Solar power enterprise gives light, livelihood to the poor
Thursday, June 18, 2015
In the slums of Tondo, Manila, hope flickers in broad daylight for poor communities in the form of solar power technology.
Amid makeshift houses, piles of garbage and mud-covered walkways, young mothers are operating a container van which has been transformed into a renting station of solar-powered rechargeable lamps in Sitio Damayan (Smokey Mountain).
The station, which houses about 400 lamps and serves more than 300 families in the area, was an initiative of nongovernment organization Life Project 4 Youth that started in 2013.

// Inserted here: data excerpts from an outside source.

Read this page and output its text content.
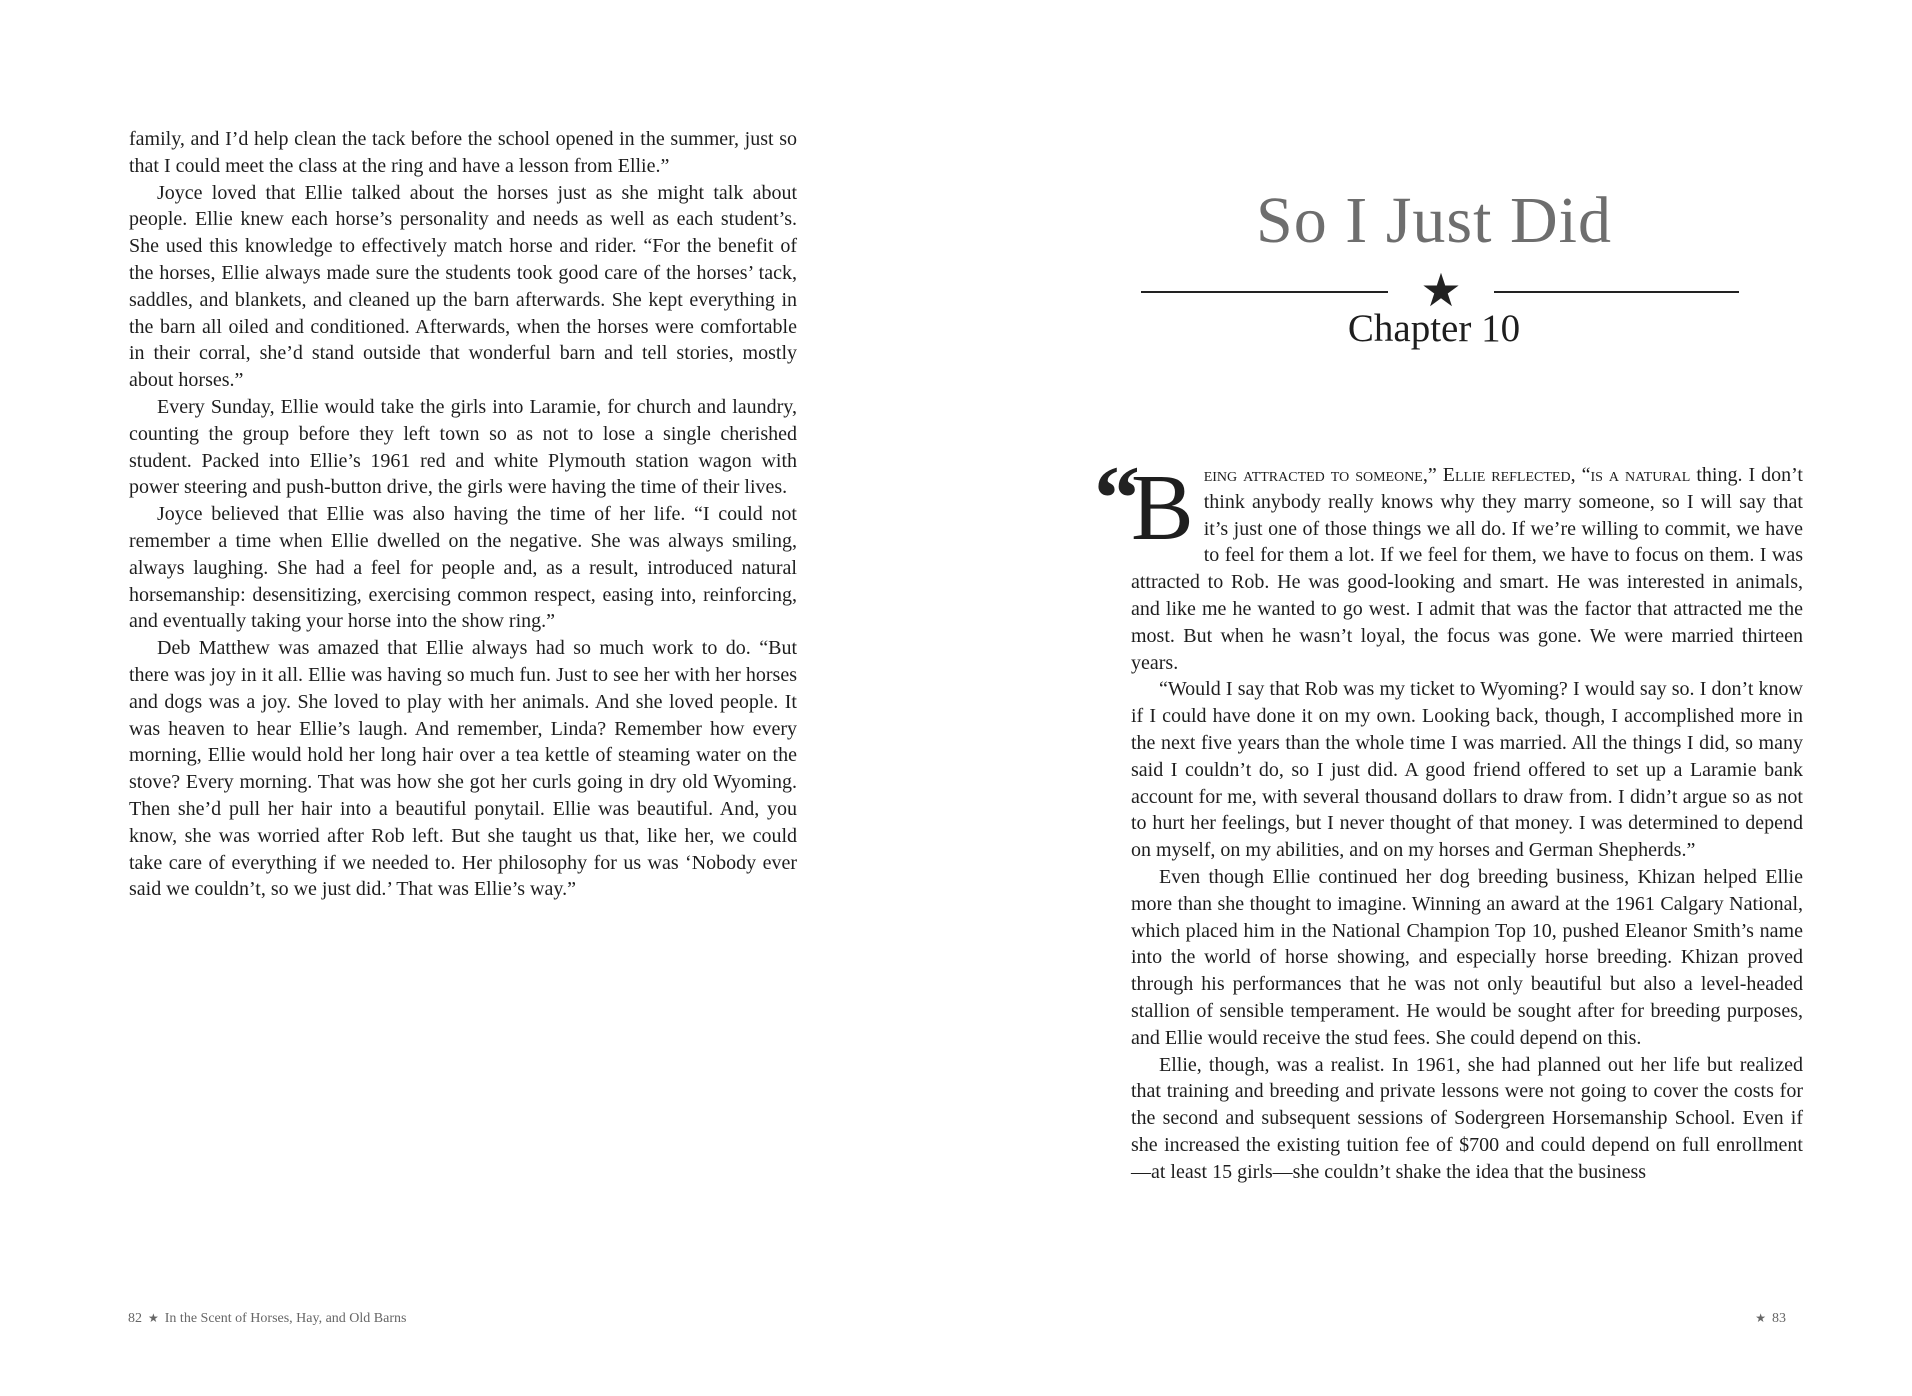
family, and I’d help clean the tack before the school opened in the summer, just so that I could meet the class at the ring and have a lesson from Ellie.”

Joyce loved that Ellie talked about the horses just as she might talk about people. Ellie knew each horse’s personality and needs as well as each student’s. She used this knowledge to effectively match horse and rider. “For the benefit of the horses, Ellie always made sure the students took good care of the horses’ tack, saddles, and blankets, and cleaned up the barn afterwards. She kept everything in the barn all oiled and conditioned. Afterwards, when the horses were comfortable in their corral, she’d stand outside that wonderful barn and tell stories, mostly about horses.”

Every Sunday, Ellie would take the girls into Laramie, for church and laundry, counting the group before they left town so as not to lose a single cherished student. Packed into Ellie’s 1961 red and white Plymouth station wagon with power steering and push-button drive, the girls were having the time of their lives.

Joyce believed that Ellie was also having the time of her life. “I could not remember a time when Ellie dwelled on the negative. She was always smiling, always laughing. She had a feel for people and, as a result, introduced natural horsemanship: desensitizing, exercising common respect, easing into, reinforcing, and eventually taking your horse into the show ring.”

Deb Matthew was amazed that Ellie always had so much work to do. “But there was joy in it all. Ellie was having so much fun. Just to see her with her horses and dogs was a joy. She loved to play with her animals. And she loved people. It was heaven to hear Ellie’s laugh. And remember, Linda? Remember how every morning, Ellie would hold her long hair over a tea kettle of steaming water on the stove? Every morning. That was how she got her curls going in dry old Wyoming. Then she’d pull her hair into a beautiful ponytail. Ellie was beautiful. And, you know, she was worried after Rob left. But she taught us that, like her, we could take care of everything if we needed to. Her philosophy for us was ‘Nobody ever said we couldn’t, so we just did.’ That was Ellie’s way.”

82 ★ In the Scent of Horses, Hay, and Old Barns
So I Just Did
★
Chapter 10
“

Being attracted to someone,” Ellie reflected, “is a natural thing. I don’t think anybody really knows why they marry someone, so I will say that it’s just one of those things we all do. If we’re willing to commit, we have to feel for them a lot. If we feel for them, we have to focus on them. I was attracted to Rob. He was good-looking and smart. He was interested in animals, and like me he wanted to go west. I admit that was the factor that attracted me the most. But when he wasn’t loyal, the focus was gone. We were married thirteen years.

“Would I say that Rob was my ticket to Wyoming? I would say so. I don’t know if I could have done it on my own. Looking back, though, I accomplished more in the next five years than the whole time I was married. All the things I did, so many said I couldn’t do, so I just did. A good friend offered to set up a Laramie bank account for me, with several thousand dollars to draw from. I didn’t argue so as not to hurt her feelings, but I never thought of that money. I was determined to depend on myself, on my abilities, and on my horses and German Shepherds.”

Even though Ellie continued her dog breeding business, Khizan helped Ellie more than she thought to imagine. Winning an award at the 1961 Calgary National, which placed him in the National Champion Top 10, pushed Eleanor Smith’s name into the world of horse showing, and especially horse breeding. Khizan proved through his performances that he was not only beautiful but also a level-headed stallion of sensible temperament. He would be sought after for breeding purposes, and Ellie would receive the stud fees. She could depend on this.

Ellie, though, was a realist. In 1961, she had planned out her life but realized that training and breeding and private lessons were not going to cover the costs for the second and subsequent sessions of Sodergreen Horsemanship School. Even if she increased the existing tuition fee of $700 and could depend on full enrollment—at least 15 girls—she couldn’t shake the idea that the business

★ 83
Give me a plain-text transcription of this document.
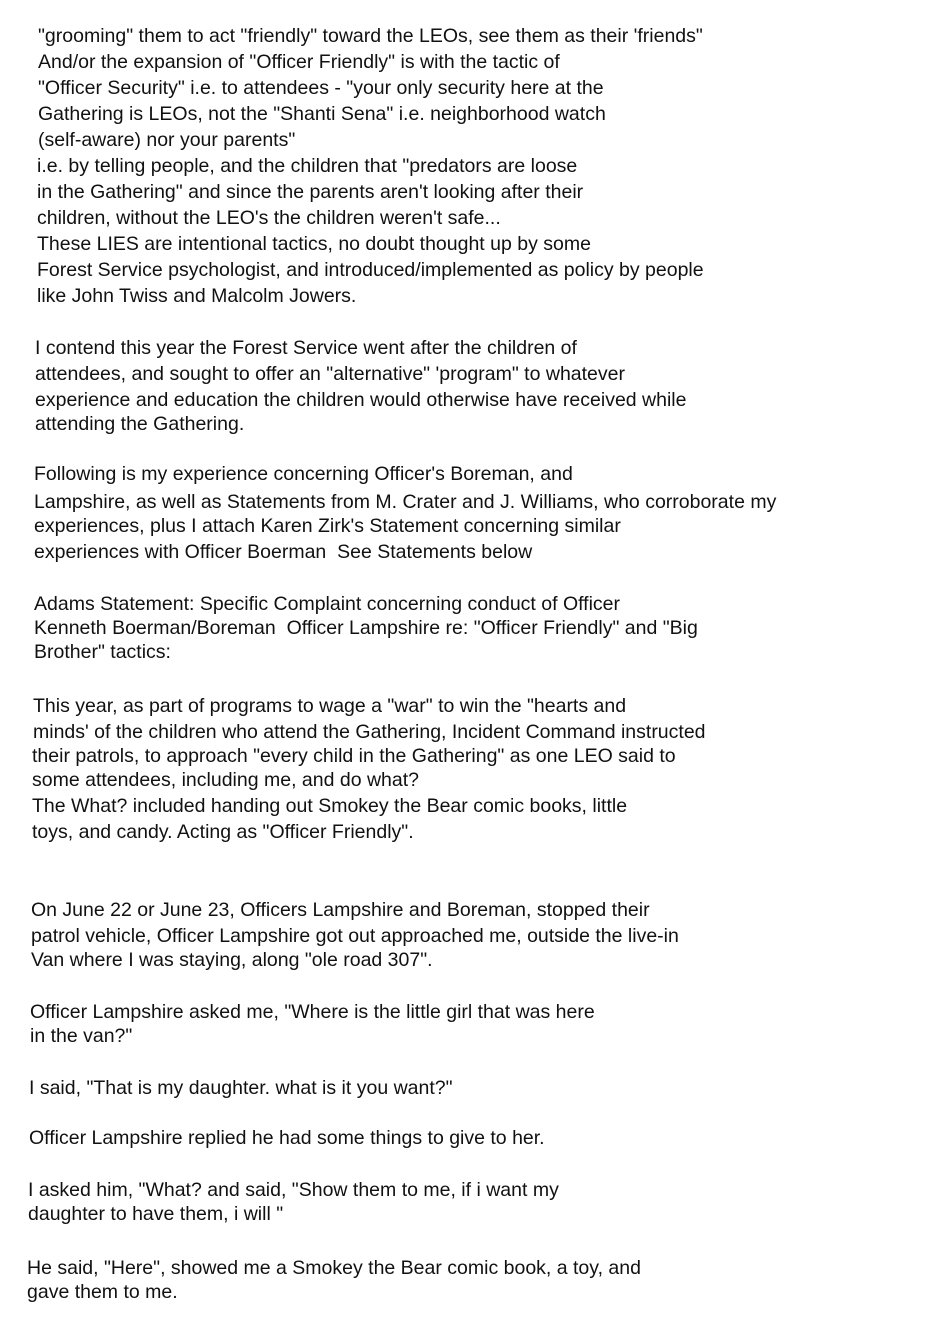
"grooming" them to act "friendly" toward the LEOs, see them as their 'friends"
And/or the expansion of "Officer Friendly" is with the tactic of
"Officer Security" i.e. to attendees - "your only security here at the
Gathering is LEOs, not the "Shanti Sena" i.e. neighborhood watch
(self-aware) nor your parents"
i.e. by telling people, and the children that "predators are loose
in the Gathering" and since the parents aren't looking after their
children, without the LEO's the children weren't safe...
These LIES are intentional tactics, no doubt thought up by some
Forest Service psychologist, and introduced/implemented as policy by people
like John Twiss and Malcolm Jowers.
I contend this year the Forest Service went after the children of
attendees, and sought to offer an "alternative" 'program" to whatever
experience and education the children would otherwise have received while
attending the Gathering.
Following is my experience concerning Officer's Boreman, and
Lampshire, as well as Statements from M. Crater and J. Williams, who corroborate my
experiences, plus I attach Karen Zirk's Statement concerning similar
experiences with Officer Boerman  See Statements below
Adams Statement: Specific Complaint concerning conduct of Officer
Kenneth Boerman/Boreman  Officer Lampshire re: "Officer Friendly" and "Big
Brother" tactics:
This year, as part of programs to wage a "war" to win the "hearts and
minds' of the children who attend the Gathering, Incident Command instructed
their patrols, to approach "every child in the Gathering" as one LEO said to
some attendees, including me, and do what?
The What? included handing out Smokey the Bear comic books, little
toys, and candy. Acting as "Officer Friendly".
On June 22 or June 23, Officers Lampshire and Boreman, stopped their
patrol vehicle, Officer Lampshire got out approached me, outside the live-in
Van where I was staying, along "ole road 307".
Officer Lampshire asked me, "Where is the little girl that was here
in the van?"
I said, "That is my daughter. what is it you want?"
Officer Lampshire replied he had some things to give to her.
I asked him, "What? and said, "Show them to me, if i want my
daughter to have them, i will "
He said, "Here", showed me a Smokey the Bear comic book, a toy, and
gave them to me.
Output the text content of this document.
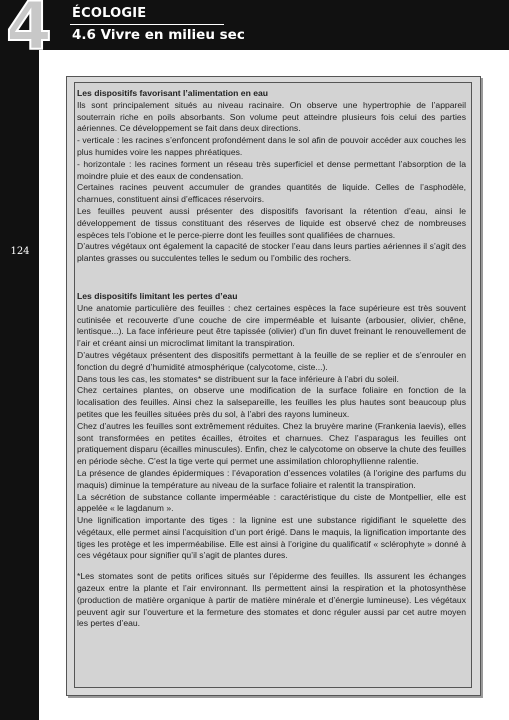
4 ÉCOLOGIE
4.6 Vivre en milieu sec
124

Les dispositifs favorisant l’alimentation en eau

Ils sont principalement situés au niveau racinaire. On observe une hypertrophie de l’appareil souterrain riche en poils absorbants. Son volume peut atteindre plusieurs fois celui des parties aériennes. Ce développement se fait dans deux directions.

- verticale : les racines s’enfoncent profondément dans le sol afin de pouvoir accéder aux couches les plus humides voire les nappes phréatiques.

- horizontale : les racines forment un réseau très superficiel et dense permettant l’absorption de la moindre pluie et des eaux de condensation.

Certaines racines peuvent accumuler de grandes quantités de liquide. Celles de l’asphodèle, charnues, constituent ainsi d’efficaces réservoirs.

Les feuilles peuvent aussi présenter des dispositifs favorisant la rétention d’eau, ainsi le développement de tissus constituant des réserves de liquide est observé chez de nombreuses espèces tels l’obione et le perce-pierre dont les feuilles sont qualifiées de charnues.

D’autres végétaux ont également la capacité de stocker l’eau dans leurs parties aériennes il s’agit des plantes grasses ou succulentes telles le sedum ou l’ombilic des rochers.

Les dispositifs limitant les pertes d’eau

Une anatomie particulière des feuilles : chez certaines espèces la face supérieure est très souvent cutinisée et recouverte d’une couche de cire imperméable et luisante (arbousier, olivier, chêne, lentisque...). La face inférieure peut être tapissée (olivier) d’un fin duvet freinant le renouvellement de l’air et créant ainsi un microclimat limitant la transpiration.

D’autres végétaux présentent des dispositifs permettant à la feuille de se replier et de s’enrouler en fonction du degré d’humidité atmosphérique (calycotome, ciste...).

Dans tous les cas, les stomates* se distribuent sur la face inférieure à l’abri du soleil.

Chez certaines plantes, on observe une modification de la surface foliaire en fonction de la localisation des feuilles. Ainsi chez la salsepareille, les feuilles les plus hautes sont beaucoup plus petites que les feuilles situées près du sol, à l’abri des rayons lumineux.

Chez d’autres les feuilles sont extrêmement réduites. Chez la bruyère marine (Frankenia laevis), elles sont transformées en petites écailles, étroites et charnues. Chez l’asparagus les feuilles ont pratiquement disparu (écailles minuscules). Enfin, chez le calycotome on observe la chute des feuilles en période sèche. C’est la tige verte qui permet une assimilation chlorophyllienne ralentie.

La présence de glandes épidermiques : l’évaporation d’essences volatiles (à l’origine des parfums du maquis) diminue la température au niveau de la surface foliaire et ralentit la transpiration.

La sécrétion de substance collante imperméable : caractéristique du ciste de Montpellier, elle est appelée « le lagdanum ».

Une lignification importante des tiges : la lignine est une substance rigidifiant le squelette des végétaux, elle permet ainsi l’acquisition d’un port érigé. Dans le maquis, la lignification importante des tiges les protège et les imperméabilise. Elle est ainsi à l’origine du qualificatif « sclérophyte » donné à ces végétaux pour signifier qu’il s’agit de plantes dures.

*Les stomates sont de petits orifices situés sur l’épiderme des feuilles. Ils assurent les échanges gazeux entre la plante et l’air environnant. Ils permettent ainsi la respiration et la photosynthèse (production de matière organique à partir de matière minérale et d’énergie lumineuse). Les végétaux peuvent agir sur l’ouverture et la fermeture des stomates et donc réguler aussi par cet autre moyen les pertes d’eau.
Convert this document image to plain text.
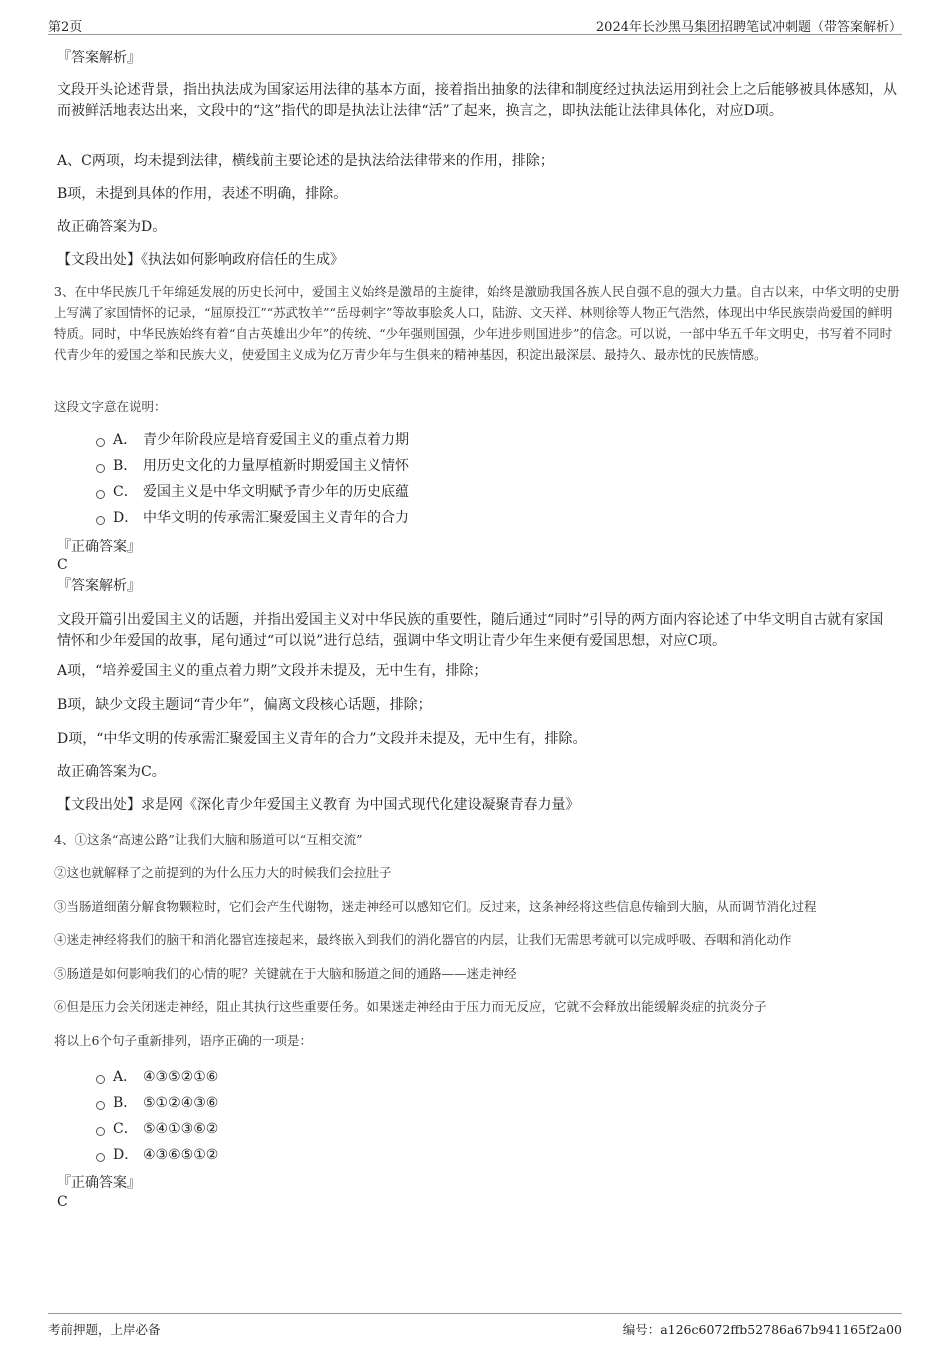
第2页	2024年长沙黑马集团招聘笔试冲刺题（带答案解析）

『答案解析』

文段开头论述背景，指出执法成为国家运用法律的基本方面，接着指出抽象的法律和制度经过执法运用到社会上之后能够被具体感知，从而被鲜活地表达出来，文段中的“这”指代的即是执法让法律“活”了起来，换言之，即执法能让法律具体化，对应D项。

A、C两项，均未提到法律，横线前主要论述的是执法给法律带来的作用，排除；

B项，未提到具体的作用，表述不明确，排除。

故正确答案为D。

【文段出处】《执法如何影响政府信任的生成》

3、在中华民族几千年绵延发展的历史长河中，爱国主义始终是激昂的主旋律，始终是激励我国各族人民自强不息的强大力量。自古以来，中华文明的史册上写满了家国情怀的记录，“屈原投江”“苏武牧羊”“岳母刺字”等故事脍炙人口，陆游、文天祥、林则徐等人物正气浩然，体现出中华民族崇尚爱国的鲜明特质。同时，中华民族始终有着“自古英雄出少年”的传统、“少年强则国强，少年进步则国进步”的信念。可以说，一部中华五千年文明史，书写着不同时代青少年的爱国之举和民族大义，使爱国主义成为亿万青少年与生俱来的精神基因，积淀出最深层、最持久、最赤忱的民族情感。

这段文字意在说明：

A． 青少年阶段应是培育爱国主义的重点着力期
B． 用历史文化的力量厚植新时期爱国主义情怀
C． 爱国主义是中华文明赋予青少年的历史底蕴
D． 中华文明的传承需汇聚爱国主义青年的合力

『正确答案』

C

『答案解析』

文段开篇引出爱国主义的话题，并指出爱国主义对中华民族的重要性，随后通过“同时”引导的两方面内容论述了中华文明自古就有家国情怀和少年爱国的故事，尾句通过“可以说”进行总结，强调中华文明让青少年生来便有爱国思想，对应C项。

A项，“培养爱国主义的重点着力期”文段并未提及，无中生有，排除；

B项，缺少文段主题词“青少年”，偏离文段核心话题，排除；

D项，“中华文明的传承需汇聚爱国主义青年的合力”文段并未提及，无中生有，排除。

故正确答案为C。

【文段出处】求是网《深化青少年爱国主义教育 为中国式现代化建设凝聚青春力量》

4、①这条“高速公路”让我们大脑和肠道可以“互相交流”

②这也就解释了之前提到的为什么压力大的时候我们会拉肚子

③当肠道细菌分解食物颗粒时，它们会产生代谢物，迷走神经可以感知它们。反过来，这条神经将这些信息传输到大脑，从而调节消化过程

④迷走神经将我们的脑干和消化器官连接起来，最终嵌入到我们的消化器官的内层，让我们无需思考就可以完成呼吸、吞咽和消化动作

⑤肠道是如何影响我们的心情的呢？关键就在于大脑和肠道之间的通路——迷走神经

⑥但是压力会关闭迷走神经，阻止其执行这些重要任务。如果迷走神经由于压力而无反应，它就不会释放出能缓解炎症的抗炎分子

将以上6个句子重新排列，语序正确的一项是：

A． ④③⑤②①⑥
B． ⑤①②④③⑥
C． ⑤④①③⑥②
D． ④③⑥⑤①②

『正确答案』

C

考前押题，上岸必备	编号：a126c6072ffb52786a67b941165f2a00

Team manager Cielabel Gaditano, 20, said renting a lamp would cost P5 or P8 depending on the power duration of the battery—some lamps last up to 30 hours, with others even exceeding that mark.
The case of the solar site in Tondo backs the principles of 2011 Ramon Magsaysay Award recipient Harish Hande, cofounder of Solar Electric Light Company (Selco). Known for his social enterprise of solar power technology in India, Hande believes it is not impossible for the poor to achieve sustainable energy.
In a conference on solar energy for the poor at Ramon Magsaysay Center on Thursday, Hande, who also toured the Tondo site, said social enterprise would not only give the poor access to electricity but also uplift their quality of living.
“[We should] not look at the poor as beneficiaries but as partners,” Hande said. “It’s not about the market. It’s about being inclusive, including the poor in the process.”